• Der Pazifist

    “Ist schon ein freundliches Volk, hier” dachte ich und nahm einen Zug von meiner Zigarette, Es war gerade 9 Uhr morgens und ich stand neben der Post in Batchelor auf der Wiese und wartete, bis die Post öffnete. Neben der Post war eine Tankstelle und gerade kam ein Australier über die Tankstelle in meine Richtung gelaufen.
    Als wir noch ‘frisch’ in Down Under waren, fand ich das irritierend. Australier, die die Richtung wechselten und direkt auf einen zuliefen, nur, um grüßen zu können machten sie 15 Meter Umweg, riefen ein freundliches “G’Day Mate” oder “How’s it going” und drehten wieder ab. Eigentlich sehr nett, wenn man sich mal daran gewöhnt hatte.

    Mein neuer Freund war mittlerweile nur noch 20 Meter entfernt und hielt direkt auf mich zu. Er hatte deutlich erkennbar Aborigine-Blut in sich, aber nicht nur. Er war gekleidet wie ein Weißer und ich schätzte ihn auf Ende 30, Anfang 40. Ob er einer der “Stolen Generation” war, Kinder von Aborigines und Mischlinge, die gewaltsam von der Regierung ihren Eltern weggenommen wurden, um in Pflegefamilien oder Kinderheimen aufzuwachsen und “in die weiße Gesellschaft assimiliert zu werden”? Soweit ich mich erinnerte wurde dieser “Kinderraub” bis 1969 praktiziert. Wenn er zum letzten Jahrgang gehörte und in seinem ersten Lebensjahr entführt worden war, wäre er nun um die 43.
    Aber vielleicht bildete ich mir das auch nur ein weil mir die Australische Geschichte, die ich in den letzten Tagen nachgelesen hatte, noch im Kopf herumschwirrte.

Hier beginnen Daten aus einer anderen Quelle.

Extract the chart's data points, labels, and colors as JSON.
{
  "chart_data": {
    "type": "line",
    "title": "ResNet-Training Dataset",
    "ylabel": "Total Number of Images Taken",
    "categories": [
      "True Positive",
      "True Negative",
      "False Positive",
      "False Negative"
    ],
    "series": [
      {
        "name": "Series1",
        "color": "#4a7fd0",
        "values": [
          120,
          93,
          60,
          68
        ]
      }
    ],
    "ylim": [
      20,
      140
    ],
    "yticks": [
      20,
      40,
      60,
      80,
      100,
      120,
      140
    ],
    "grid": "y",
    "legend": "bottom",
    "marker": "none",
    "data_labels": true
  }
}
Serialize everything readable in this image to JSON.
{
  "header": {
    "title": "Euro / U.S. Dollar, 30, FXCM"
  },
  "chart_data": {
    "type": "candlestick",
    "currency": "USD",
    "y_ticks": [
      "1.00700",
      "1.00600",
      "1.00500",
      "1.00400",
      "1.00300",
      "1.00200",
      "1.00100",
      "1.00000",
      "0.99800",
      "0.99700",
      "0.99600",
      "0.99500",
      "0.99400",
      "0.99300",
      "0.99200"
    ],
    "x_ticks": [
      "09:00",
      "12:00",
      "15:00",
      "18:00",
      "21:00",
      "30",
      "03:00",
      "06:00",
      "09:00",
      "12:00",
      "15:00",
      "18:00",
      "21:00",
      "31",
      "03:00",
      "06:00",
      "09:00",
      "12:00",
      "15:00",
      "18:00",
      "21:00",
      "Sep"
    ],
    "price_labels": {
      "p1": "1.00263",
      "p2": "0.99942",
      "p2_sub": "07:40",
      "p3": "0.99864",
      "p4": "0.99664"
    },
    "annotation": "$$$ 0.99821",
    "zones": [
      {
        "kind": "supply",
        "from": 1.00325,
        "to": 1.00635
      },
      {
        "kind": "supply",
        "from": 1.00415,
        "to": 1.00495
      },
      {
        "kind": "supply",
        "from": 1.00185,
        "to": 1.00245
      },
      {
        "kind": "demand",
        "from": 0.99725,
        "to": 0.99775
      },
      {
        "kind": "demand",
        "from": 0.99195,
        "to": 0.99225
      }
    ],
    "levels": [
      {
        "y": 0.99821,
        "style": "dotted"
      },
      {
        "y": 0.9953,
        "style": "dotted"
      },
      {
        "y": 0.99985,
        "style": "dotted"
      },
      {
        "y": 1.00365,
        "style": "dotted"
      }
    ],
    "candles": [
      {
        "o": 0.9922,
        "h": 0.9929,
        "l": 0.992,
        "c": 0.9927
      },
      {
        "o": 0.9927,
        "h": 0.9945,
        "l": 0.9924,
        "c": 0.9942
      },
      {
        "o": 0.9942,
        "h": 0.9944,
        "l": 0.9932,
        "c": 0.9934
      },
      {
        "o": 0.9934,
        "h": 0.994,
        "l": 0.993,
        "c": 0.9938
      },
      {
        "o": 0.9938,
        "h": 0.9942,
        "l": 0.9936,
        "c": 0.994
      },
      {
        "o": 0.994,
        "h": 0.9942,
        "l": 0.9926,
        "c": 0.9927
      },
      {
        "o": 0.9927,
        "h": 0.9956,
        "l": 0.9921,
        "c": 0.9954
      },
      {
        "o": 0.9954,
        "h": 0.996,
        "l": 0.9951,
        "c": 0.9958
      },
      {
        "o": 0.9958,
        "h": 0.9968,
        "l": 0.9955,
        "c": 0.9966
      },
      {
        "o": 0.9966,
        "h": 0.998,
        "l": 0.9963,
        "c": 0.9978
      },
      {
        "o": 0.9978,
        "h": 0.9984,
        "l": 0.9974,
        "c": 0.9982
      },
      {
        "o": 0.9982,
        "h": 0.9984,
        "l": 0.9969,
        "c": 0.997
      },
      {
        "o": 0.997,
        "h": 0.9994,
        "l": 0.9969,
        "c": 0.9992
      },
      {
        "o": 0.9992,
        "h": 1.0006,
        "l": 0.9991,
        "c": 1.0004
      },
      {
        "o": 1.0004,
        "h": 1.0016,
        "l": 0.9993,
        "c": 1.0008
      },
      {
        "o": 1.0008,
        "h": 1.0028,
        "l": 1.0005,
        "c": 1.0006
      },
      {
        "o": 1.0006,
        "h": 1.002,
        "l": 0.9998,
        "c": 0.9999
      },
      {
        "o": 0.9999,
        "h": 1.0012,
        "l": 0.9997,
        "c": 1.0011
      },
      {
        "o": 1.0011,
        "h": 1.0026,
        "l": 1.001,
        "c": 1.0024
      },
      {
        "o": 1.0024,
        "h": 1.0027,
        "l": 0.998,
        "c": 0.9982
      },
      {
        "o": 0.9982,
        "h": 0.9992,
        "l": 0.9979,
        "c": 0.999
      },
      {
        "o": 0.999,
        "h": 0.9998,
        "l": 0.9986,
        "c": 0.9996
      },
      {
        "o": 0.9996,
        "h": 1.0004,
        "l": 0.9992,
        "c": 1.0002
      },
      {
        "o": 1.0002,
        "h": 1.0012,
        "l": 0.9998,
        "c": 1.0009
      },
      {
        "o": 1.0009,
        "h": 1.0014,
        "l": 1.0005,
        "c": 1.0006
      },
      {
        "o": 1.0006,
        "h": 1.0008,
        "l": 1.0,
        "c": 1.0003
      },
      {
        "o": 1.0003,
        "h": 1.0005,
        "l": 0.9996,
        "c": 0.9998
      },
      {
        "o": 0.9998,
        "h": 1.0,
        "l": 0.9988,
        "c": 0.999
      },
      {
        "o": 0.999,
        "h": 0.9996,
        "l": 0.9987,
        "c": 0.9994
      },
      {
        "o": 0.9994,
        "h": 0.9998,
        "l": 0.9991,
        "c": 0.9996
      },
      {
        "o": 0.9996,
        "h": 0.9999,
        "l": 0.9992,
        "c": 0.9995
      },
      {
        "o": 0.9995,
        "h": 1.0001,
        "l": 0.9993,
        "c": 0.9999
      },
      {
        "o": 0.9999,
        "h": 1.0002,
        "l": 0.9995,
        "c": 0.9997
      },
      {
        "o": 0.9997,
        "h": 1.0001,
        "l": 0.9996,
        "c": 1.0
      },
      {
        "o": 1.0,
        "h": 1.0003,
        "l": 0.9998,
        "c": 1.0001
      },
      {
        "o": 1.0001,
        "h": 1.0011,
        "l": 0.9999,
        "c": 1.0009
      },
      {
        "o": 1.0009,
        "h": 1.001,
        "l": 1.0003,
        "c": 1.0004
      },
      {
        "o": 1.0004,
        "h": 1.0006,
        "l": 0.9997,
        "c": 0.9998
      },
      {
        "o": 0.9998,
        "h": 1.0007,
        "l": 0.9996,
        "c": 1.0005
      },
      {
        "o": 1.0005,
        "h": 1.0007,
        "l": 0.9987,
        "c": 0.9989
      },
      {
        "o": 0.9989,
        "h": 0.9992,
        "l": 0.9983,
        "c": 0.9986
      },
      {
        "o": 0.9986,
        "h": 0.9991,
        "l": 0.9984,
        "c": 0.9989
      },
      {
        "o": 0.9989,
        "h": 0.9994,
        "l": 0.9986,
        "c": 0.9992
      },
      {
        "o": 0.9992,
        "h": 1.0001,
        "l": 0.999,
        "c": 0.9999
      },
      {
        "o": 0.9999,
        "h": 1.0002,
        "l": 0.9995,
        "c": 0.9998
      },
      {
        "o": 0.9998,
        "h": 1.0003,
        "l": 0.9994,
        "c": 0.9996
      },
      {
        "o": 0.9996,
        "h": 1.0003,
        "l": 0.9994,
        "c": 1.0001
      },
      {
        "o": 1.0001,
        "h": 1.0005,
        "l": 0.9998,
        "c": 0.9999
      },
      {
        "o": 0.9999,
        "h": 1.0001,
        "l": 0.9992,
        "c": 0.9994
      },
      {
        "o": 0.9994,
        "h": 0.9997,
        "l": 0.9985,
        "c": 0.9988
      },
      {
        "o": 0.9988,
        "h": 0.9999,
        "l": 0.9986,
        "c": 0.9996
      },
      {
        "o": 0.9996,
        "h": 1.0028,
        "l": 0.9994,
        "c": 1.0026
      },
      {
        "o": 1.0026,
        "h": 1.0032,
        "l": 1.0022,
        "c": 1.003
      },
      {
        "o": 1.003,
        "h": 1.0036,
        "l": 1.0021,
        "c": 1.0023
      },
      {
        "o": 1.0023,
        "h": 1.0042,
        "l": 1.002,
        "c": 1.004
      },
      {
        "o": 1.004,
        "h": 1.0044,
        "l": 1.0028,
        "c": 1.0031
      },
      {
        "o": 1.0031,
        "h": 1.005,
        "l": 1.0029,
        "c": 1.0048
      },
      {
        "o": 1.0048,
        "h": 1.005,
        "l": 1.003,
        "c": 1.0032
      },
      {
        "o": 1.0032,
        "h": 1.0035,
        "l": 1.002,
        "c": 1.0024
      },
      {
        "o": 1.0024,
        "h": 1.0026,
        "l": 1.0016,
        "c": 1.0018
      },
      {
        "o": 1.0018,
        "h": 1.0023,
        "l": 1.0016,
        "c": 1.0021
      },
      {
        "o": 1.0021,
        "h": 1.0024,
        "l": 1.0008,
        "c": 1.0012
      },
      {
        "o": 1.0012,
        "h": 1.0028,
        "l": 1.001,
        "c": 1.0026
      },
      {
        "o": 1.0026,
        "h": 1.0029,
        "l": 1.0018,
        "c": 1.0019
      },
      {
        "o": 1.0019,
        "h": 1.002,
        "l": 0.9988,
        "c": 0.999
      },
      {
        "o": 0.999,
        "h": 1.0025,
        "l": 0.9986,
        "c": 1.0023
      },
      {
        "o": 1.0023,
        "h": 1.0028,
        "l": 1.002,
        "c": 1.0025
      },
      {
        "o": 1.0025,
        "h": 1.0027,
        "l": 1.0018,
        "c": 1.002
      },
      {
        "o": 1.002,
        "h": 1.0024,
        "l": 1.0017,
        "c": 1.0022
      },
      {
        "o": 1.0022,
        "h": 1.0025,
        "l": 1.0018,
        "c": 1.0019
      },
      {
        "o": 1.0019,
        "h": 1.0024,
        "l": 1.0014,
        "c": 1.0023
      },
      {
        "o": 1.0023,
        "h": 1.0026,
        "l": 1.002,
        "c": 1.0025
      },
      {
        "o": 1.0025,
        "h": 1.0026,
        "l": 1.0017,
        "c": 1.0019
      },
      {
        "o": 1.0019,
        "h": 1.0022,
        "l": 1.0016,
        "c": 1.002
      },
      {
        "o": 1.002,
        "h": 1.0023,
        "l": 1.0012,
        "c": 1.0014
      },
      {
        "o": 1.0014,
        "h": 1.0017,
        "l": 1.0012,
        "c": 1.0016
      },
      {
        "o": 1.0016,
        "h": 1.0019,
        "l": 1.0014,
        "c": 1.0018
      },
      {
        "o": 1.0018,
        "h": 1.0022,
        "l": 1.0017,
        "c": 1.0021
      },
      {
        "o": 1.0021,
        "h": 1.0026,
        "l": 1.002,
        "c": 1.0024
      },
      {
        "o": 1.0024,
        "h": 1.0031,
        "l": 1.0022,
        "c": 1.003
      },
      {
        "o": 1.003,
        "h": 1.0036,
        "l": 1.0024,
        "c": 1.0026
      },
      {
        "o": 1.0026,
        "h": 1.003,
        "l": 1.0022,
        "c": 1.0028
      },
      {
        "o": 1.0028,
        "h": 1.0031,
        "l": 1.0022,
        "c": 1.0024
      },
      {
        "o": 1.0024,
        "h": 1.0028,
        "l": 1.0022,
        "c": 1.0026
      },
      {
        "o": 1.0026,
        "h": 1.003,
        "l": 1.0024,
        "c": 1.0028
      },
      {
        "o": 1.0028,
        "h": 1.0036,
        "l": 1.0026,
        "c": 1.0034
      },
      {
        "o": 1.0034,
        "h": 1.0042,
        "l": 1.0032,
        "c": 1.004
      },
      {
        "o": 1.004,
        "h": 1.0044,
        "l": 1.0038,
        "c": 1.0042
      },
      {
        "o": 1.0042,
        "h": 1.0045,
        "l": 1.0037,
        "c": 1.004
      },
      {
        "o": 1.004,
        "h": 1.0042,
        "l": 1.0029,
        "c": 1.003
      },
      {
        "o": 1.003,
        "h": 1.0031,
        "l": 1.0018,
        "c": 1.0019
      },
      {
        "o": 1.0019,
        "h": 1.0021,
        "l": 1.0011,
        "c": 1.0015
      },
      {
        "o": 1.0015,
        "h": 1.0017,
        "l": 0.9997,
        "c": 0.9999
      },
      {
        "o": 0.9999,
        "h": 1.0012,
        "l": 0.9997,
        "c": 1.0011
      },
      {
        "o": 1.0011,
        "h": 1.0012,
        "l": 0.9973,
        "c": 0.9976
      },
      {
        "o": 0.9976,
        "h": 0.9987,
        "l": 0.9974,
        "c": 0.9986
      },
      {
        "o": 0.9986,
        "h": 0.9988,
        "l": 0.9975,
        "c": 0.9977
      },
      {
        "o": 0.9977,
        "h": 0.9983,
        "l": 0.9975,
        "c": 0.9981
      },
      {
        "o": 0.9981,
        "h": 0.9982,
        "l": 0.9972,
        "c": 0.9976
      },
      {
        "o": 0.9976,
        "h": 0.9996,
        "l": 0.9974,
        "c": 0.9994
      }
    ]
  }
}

    Ich hob den Blick wieder und grüßte ihn mit einem lächelnden “Good Morning!” Er war nun noch ca. 5 Meter entfernt. Saubere Flipflops, gepflegte, krause Haare die unter einer Baseballkappe hervorlugten, sauberes Shirt – nicht die Regel in einem Teil des Landes, in dem 90% der Bevölkerung entweder auf Walkabout sind, Minenarbeiter, Camper oder den ganzen Tag mit Stoppschildern in der Hand auf staubigen Highways stehen.

    Er atmete heftig und nun fielen mir seine starrenden Augen auf, die mit einem intensiven Blick auf mich gerichtet waren, den ich nur mit “irr” beschreiben kann.

    “You like playing with knifes? With guns?” fragte er mich, etwas zu laut für die Situation und die Distanz zwischen uns. Wovon redete der Typ?

    “I asked you a question! You playing with guns around here, huh?” fragte er mich nochmal und legte an Aggressivität zu. Dann fiel der Groschen. Ich hatte meine Zigarette mit unserem langstieligen Campingfeuerzeug angemacht und es im Anschluss daran zweimal um den Finger gedreht und wie einen Revolver in meine Turnhosentasche gesteckt. Die kleinen Freuden.

    Ich holte das Feuerzeug raus und sagte: “It’s just a lighter, mate.” Ich hielt ihm das Feuerzeug, das nun wirklich nicht wie eine Waffe aussah, zum Betrachten in die Luft. Er zuckte merklich zusammen, unter seinem Funktionsshirt konnte ich die Muskeln seiner Arme und Schultern arbeiten sehen.

    “Don’t you fucking play with guns around here. If I see you again, I’ll put that fucking thing against you head!” bellte er mich an.

    “No problem. It’s just a lighter.” sagte ich, ohne wirklich nachzudenken. Er drehte sich um 90 Grad und stapfte so aggressiv davon, wie man das mit Flipflops hinkriegt.

    “Was wollte der denn?” sagte Kerstin, als sie mit dem Auto aus der Tankstelle gefahren und neben mir angehalten hatte.
    “Der mochte meine Pistole nicht” sagte ich und hielt ihr das Feuerzeug hin.
    “Das ist ein Feuerzeug.” sagte sie.

    “Hab ich ihm auch gesagt” antwortete ich und hoffte, dass der Typ nur schlecht gesehen hatte und nicht wirklich so irre war, jeden Fremden anzumachen, der mit etwas in der Hand rumsteht, das wie eine Pistole aussieht.

    Wenn man nach den Schildern mit ihren Einschusslöchern hier ging, gab es nämlich eine ganze Menge Leute mit richtigen Pistolen, die gerne rumballerten.

    Und das machte meinen neuen Freund dann doch wieder sympathisch.
    Es gibt viel zu wenig glaubwürdig aggressiv vorgetragenen Pazifismus auf der Welt, wenn ihr mich fragt.